Question

A lift of a 10 floor building contains 9 persons and group of 4 and 5 leave the lift on different floor and there is no stoppage of lift at 1st and 2nd floor, then find number of ways this can be done.

• A. 7056
• B. 7656
• C. 7066
• D. 7057

Hint:

Always identify the constraints on the "available options" (floors) first. Since the groups exit on "different" floors, we use permutations (\(^n P_r\)) or selection followed by arrangement.

Answer 1

The Correct Option is A

Step 1: Understanding the Concept:
This problem involves two parts: first, dividing a group of 9 distinct people into two specific groups of 4 and 5, and second, choosing the floors where these groups will exit. Since the lift does not stop at the 1st and 2nd floors, we must select from the remaining available floors.

Step 2: Key Formula or Approach:
1. Group division: Number of ways to divide \(n\) items into groups of size \(p\) and \(q\) is \(\frac{n!}{p!q!}\).
2. Permutation: Number of ways to assign these groups to floors is \(^n P_r\) where \(n\) is the number of available floors and \(r\) is the number of groups.

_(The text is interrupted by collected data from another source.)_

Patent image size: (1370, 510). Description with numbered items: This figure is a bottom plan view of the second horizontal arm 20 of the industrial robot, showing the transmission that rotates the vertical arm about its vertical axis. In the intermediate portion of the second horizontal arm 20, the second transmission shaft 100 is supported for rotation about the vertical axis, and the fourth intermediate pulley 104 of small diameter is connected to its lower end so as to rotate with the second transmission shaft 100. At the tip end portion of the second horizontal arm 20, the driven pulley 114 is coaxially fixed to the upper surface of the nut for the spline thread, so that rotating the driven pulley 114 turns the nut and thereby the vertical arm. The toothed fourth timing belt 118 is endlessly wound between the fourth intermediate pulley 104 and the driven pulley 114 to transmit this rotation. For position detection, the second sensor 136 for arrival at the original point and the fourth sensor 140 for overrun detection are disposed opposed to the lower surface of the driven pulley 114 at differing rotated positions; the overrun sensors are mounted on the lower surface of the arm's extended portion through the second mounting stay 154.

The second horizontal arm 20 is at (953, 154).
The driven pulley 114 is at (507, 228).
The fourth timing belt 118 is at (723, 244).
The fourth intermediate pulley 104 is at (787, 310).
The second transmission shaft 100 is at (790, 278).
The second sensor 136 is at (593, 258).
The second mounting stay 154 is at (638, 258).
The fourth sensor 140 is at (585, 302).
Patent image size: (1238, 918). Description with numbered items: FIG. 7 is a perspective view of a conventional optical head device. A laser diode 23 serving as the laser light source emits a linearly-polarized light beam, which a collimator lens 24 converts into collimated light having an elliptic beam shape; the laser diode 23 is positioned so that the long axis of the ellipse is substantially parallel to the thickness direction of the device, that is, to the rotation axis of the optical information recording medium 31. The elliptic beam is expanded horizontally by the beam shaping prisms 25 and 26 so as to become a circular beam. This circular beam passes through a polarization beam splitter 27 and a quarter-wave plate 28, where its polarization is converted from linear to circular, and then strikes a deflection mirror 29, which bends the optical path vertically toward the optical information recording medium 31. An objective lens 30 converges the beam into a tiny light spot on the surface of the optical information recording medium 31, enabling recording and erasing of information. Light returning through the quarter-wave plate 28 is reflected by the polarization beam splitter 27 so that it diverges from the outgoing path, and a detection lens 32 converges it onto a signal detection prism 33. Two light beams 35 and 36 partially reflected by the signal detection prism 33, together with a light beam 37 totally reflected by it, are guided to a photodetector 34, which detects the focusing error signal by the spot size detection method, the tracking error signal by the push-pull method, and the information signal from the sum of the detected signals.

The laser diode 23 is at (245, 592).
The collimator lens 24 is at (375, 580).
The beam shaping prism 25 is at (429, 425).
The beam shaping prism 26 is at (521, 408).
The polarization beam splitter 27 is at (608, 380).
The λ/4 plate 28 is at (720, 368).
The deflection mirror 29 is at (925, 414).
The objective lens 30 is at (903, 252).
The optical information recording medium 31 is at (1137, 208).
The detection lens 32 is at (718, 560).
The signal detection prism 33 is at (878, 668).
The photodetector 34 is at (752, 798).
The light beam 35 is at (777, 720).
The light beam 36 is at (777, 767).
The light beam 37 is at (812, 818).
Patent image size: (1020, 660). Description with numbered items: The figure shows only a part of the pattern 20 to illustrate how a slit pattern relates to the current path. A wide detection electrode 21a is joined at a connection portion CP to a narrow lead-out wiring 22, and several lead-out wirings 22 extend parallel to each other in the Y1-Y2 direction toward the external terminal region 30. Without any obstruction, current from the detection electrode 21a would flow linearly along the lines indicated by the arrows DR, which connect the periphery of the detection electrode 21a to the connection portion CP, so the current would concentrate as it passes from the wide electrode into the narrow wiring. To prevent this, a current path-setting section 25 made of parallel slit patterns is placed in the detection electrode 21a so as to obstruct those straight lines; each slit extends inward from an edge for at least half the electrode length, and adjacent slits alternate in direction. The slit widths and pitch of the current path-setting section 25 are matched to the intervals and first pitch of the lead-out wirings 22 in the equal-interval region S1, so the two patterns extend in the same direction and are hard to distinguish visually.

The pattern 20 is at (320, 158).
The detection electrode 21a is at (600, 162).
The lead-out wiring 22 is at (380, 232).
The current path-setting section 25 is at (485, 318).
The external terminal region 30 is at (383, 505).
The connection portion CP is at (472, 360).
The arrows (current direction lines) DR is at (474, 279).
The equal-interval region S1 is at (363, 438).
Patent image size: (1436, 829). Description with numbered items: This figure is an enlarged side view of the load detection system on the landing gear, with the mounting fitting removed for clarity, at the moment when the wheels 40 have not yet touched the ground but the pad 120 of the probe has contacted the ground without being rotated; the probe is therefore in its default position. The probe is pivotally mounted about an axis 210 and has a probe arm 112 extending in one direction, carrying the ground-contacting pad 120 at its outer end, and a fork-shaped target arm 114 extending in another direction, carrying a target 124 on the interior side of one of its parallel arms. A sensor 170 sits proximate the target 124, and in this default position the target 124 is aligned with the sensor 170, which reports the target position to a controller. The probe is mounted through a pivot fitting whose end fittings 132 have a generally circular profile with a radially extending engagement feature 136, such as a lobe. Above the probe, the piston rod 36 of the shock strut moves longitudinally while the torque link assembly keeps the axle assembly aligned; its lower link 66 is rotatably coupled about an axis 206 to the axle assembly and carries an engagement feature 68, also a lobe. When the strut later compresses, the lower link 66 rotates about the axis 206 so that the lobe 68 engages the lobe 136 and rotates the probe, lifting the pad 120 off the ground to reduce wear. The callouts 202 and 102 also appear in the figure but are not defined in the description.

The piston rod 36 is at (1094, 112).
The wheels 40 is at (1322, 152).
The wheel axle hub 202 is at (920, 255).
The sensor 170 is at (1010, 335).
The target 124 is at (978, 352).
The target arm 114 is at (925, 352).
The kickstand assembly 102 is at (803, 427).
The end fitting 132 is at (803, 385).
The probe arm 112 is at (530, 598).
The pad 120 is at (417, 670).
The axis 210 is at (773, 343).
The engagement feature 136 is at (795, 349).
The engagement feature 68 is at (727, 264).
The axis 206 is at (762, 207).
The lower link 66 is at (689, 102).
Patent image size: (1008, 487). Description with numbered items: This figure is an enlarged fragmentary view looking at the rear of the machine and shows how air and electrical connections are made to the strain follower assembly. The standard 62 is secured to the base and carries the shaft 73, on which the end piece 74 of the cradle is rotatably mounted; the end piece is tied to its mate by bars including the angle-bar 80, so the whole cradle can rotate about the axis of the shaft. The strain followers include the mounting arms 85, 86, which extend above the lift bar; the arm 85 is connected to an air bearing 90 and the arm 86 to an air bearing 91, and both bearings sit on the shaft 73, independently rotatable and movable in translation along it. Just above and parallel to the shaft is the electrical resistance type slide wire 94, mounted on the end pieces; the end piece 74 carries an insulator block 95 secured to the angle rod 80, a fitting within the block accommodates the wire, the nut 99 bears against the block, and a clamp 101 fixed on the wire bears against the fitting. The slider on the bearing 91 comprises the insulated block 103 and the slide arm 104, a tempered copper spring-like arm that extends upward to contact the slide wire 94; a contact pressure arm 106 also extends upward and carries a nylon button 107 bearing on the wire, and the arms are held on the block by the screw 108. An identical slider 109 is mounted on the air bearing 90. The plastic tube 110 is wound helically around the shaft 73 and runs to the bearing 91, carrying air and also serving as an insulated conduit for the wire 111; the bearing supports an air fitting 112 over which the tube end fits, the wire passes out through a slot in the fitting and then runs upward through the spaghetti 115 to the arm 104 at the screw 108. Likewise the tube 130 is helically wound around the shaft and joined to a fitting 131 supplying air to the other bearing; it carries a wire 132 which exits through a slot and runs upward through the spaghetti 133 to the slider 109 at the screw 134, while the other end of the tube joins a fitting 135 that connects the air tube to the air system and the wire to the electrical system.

Step 3: Detailed Explanation:
1. Total floors available: The building has 10 floors. The lift doesn't stop at floors 1 and 2. Therefore, available floors are 3, 4, 5, 6, 7, 8, 9, 10, which equals 8 floors.
2. Dividing 9 people into groups of 4 and 5: \[ \text{Ways} = \binom{9}{4} = \frac{9 \times 8 \times 7 \times 6}{4 \times 3 \times 2 \times 1} = 126 \] 3. Selecting 2 different floors out of 8 and assigning the groups: \[ \text{Ways} = ^8 P_2 = 8 \times 7 = 56 \] 4. Total ways: \[ \text{Total} = 126 \times 56 = 7056 \]

Step 4: Final Answer:
The total number of ways the groups can leave the lift is 7056.